Elle démontre également par le procès verbal de constat de maître [V] en date du 4 mai 2009 que des tablettes de menuiseries avec placage de planches de bois en sapin massif à hauteur d'homme ont été posées sur toute la partie gauche de l'établissement ainsi qu'en devanture de bar, soit une partie des menuiseries également non prévues par la situation n°2 mais par le devis accepté.
Le coût des travaux réalisés par la société appelante et au delà de la situation n°2 tels que décrits par les procès verbaux susvisés et au vu du devis en cause pourra être chiffré à hauteur de la somme demandée de 21 797,10 euros, somme au paiement de laquelle sera condamnée la société le Bosco au titre de travaux réalisés et restés impayés.

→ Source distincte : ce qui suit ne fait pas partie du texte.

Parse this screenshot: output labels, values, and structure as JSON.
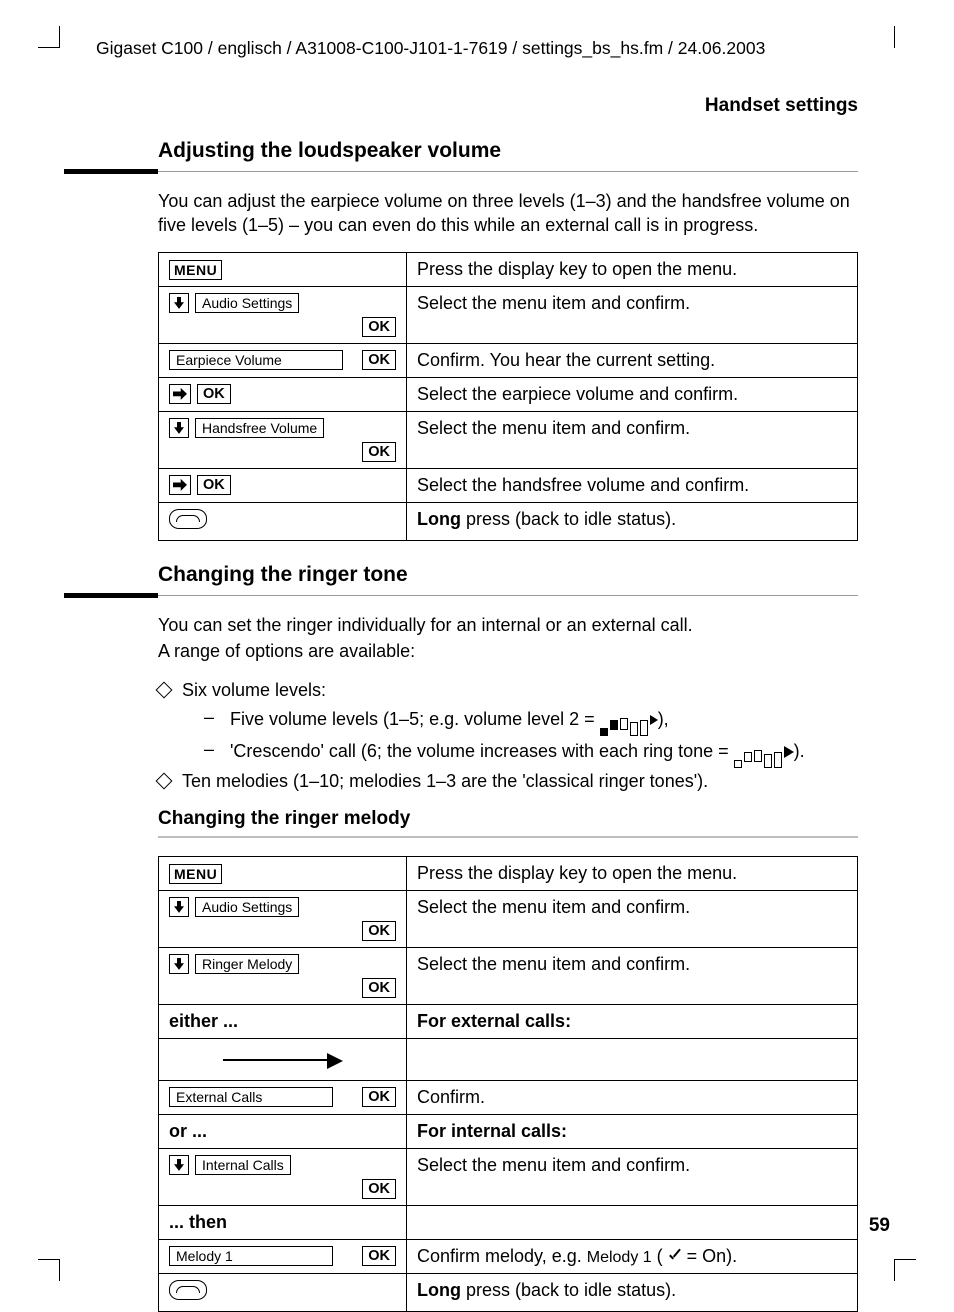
{
  "header": {
    "path": "Gigaset C100 / englisch / A31008-C100-J101-1-7619 / settings_bs_hs.fm / 24.06.2003",
    "section": "Handset settings"
  },
  "keys": {
    "menu": "MENU",
    "ok": "OK",
    "audioSettings": "Audio Settings",
    "earpieceVolume": "Earpiece Volume",
    "handsfreeVolume": "Handsfree Volume",
    "ringerMelody": "Ringer Melody",
    "externalCalls": "External Calls",
    "internalCalls": "Internal Calls",
    "melody1": "Melody 1"
  },
  "sections": {
    "volume": {
      "title": "Adjusting the loudspeaker volume",
      "intro": "You can adjust the earpiece volume on three levels (1–3) and the handsfree volume on five levels (1–5) – you can even do this while an external call is in progress.",
      "steps": [
        {
          "desc": "Press the display key to open the menu."
        },
        {
          "desc": "Select the menu item and confirm."
        },
        {
          "desc": "Confirm. You hear the current setting."
        },
        {
          "desc": "Select the earpiece volume and confirm."
        },
        {
          "desc": "Select the menu item and confirm."
        },
        {
          "desc": "Select the handsfree volume and confirm."
        },
        {
          "bold": "Long",
          "rest": "press (back to idle status)."
        }
      ]
    },
    "ringer": {
      "title": "Changing the ringer tone",
      "intro1": "You can set the ringer individually for an internal or an external call.",
      "intro2": "A range of options are available:",
      "bullets": [
        "Six volume levels:",
        "Ten melodies (1–10; melodies 1–3 are the 'classical ringer tones')."
      ],
      "sub": [
        {
          "pre": "Five volume levels (1–5; e.g. volume level 2 = ",
          "post": "),"
        },
        {
          "pre": "'Crescendo' call (6; the volume increases with each ring tone = ",
          "post": ")."
        }
      ]
    },
    "melody": {
      "title": "Changing the ringer melody",
      "either": "either ...",
      "forExternal": "For external calls:",
      "or": "or ...",
      "forInternal": "For internal calls:",
      "then": "... then",
      "steps": [
        {
          "desc": "Press the display key to open the menu."
        },
        {
          "desc": "Select the menu item and confirm."
        },
        {
          "desc": "Select the menu item and confirm."
        },
        {
          "desc": "Confirm."
        },
        {
          "desc": "Select the menu item and confirm."
        },
        {
          "pre": "Confirm melody, e.g. ",
          "mel": "Melody 1",
          "mid": " ( ",
          "post": " = On)."
        },
        {
          "bold": "Long",
          "rest": "press (back to idle status)."
        }
      ]
    }
  },
  "footer": {
    "page": "59"
  }
}
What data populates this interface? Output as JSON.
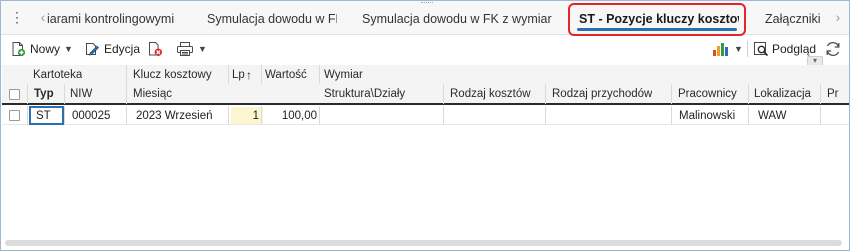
{
  "tabs": {
    "items": [
      {
        "label": "iarami kontrolingowymi"
      },
      {
        "label": "Symulacja dowodu w FK"
      },
      {
        "label": "Symulacja dowodu w FK z wymiarami"
      },
      {
        "label": "ST - Pozycje kluczy kosztowych"
      },
      {
        "label": "Załączniki"
      }
    ],
    "active_index": 3,
    "highlight_color": "#e0262a",
    "accent_color": "#2c6fb0"
  },
  "toolbar": {
    "new_label": "Nowy",
    "edit_label": "Edycja",
    "preview_label": "Podgląd",
    "icons": [
      "new-document-icon",
      "edit-icon",
      "delete-icon",
      "print-icon",
      "chart-icon",
      "preview-icon",
      "refresh-icon"
    ]
  },
  "grid": {
    "group_headers": {
      "kartoteka": "Kartoteka",
      "klucz": "Klucz kosztowy",
      "lp": "Lp",
      "wartosc": "Wartość",
      "wymiar": "Wymiar"
    },
    "columns": {
      "typ": "Typ",
      "niw": "NIW",
      "miesiac": "Miesiąc",
      "struktura": "Struktura\\Działy",
      "rodzaj_kosztow": "Rodzaj kosztów",
      "rodzaj_przychodow": "Rodzaj przychodów",
      "pracownicy": "Pracownicy",
      "lokalizacja": "Lokalizacja",
      "truncated": "Pr"
    },
    "rows": [
      {
        "typ": "ST",
        "niw": "000025",
        "miesiac": "2023 Wrzesień",
        "lp": "1",
        "wartosc": "100,00",
        "struktura": "",
        "rodzaj_kosztow": "",
        "rodzaj_przychodow": "",
        "pracownicy": "Malinowski",
        "lokalizacja": "WAW"
      }
    ],
    "sort_column": "Lp",
    "sort_direction": "ascending"
  }
}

La société Le Bosco reste par conséquent redevable à la société WOODYMAG de la somme de 35 000 euros + 21 797,10 euros = 56 797,10 euros au titre de l'ensemble des travaux réalisés et restés impayés.
Le non achèvement des travaux du marché litigieux a occasionné à la société Le Bosco un surcoût qu'il convient de chiffrer à hauteur de la somme de 35 000 euros compte tenu à la fois du montant des factures produites au regard du devis, de l'importance et de la nature des travaux restant à effectuer.
Cette somme sera déduite du solde impayé et la société le Bosco condamnée au paiement de la somme de 56 797,10 euros - 35 000 euros, soit la somme de 21 797,10 euros.
Aucune considération d'équité ne commande de faire application de l'article 700 du code de procédure civile au profit de quiconque.
Le jugement contesté condamnant la société WOODYMAG à payer la somme de 35 000 euros sera infirmé.
PAR CES MOTIFS,
la Cour
Statuant par décision contradictoire prononcée publiquement et par mise à disposition au greffe de la Cour, les parties ayant été préalablement avisées dans les conditions prévues au deuxième alinéa de l'article 450 du code de procédure civile et après avoir délibéré conformément à la loi,
Infirme le jugement en toutes ses dispositions,
Statuant à nouveau,
Condamne la société le Bosco à payer à la société WOODYMAG la somme de 21 797,10 euros,
Rejette tous les autres chefs de demandes,
Dit n'y avoir lieu à l'application de l'article 700 du code de procédure civile,
Condamne la société le Bosco aux entiers dépens.
SIGNE par Madame ROLIN, Président et par Madame COSNARD, Greffier auquel la minute de la décision a été remise par le magistrat signataire.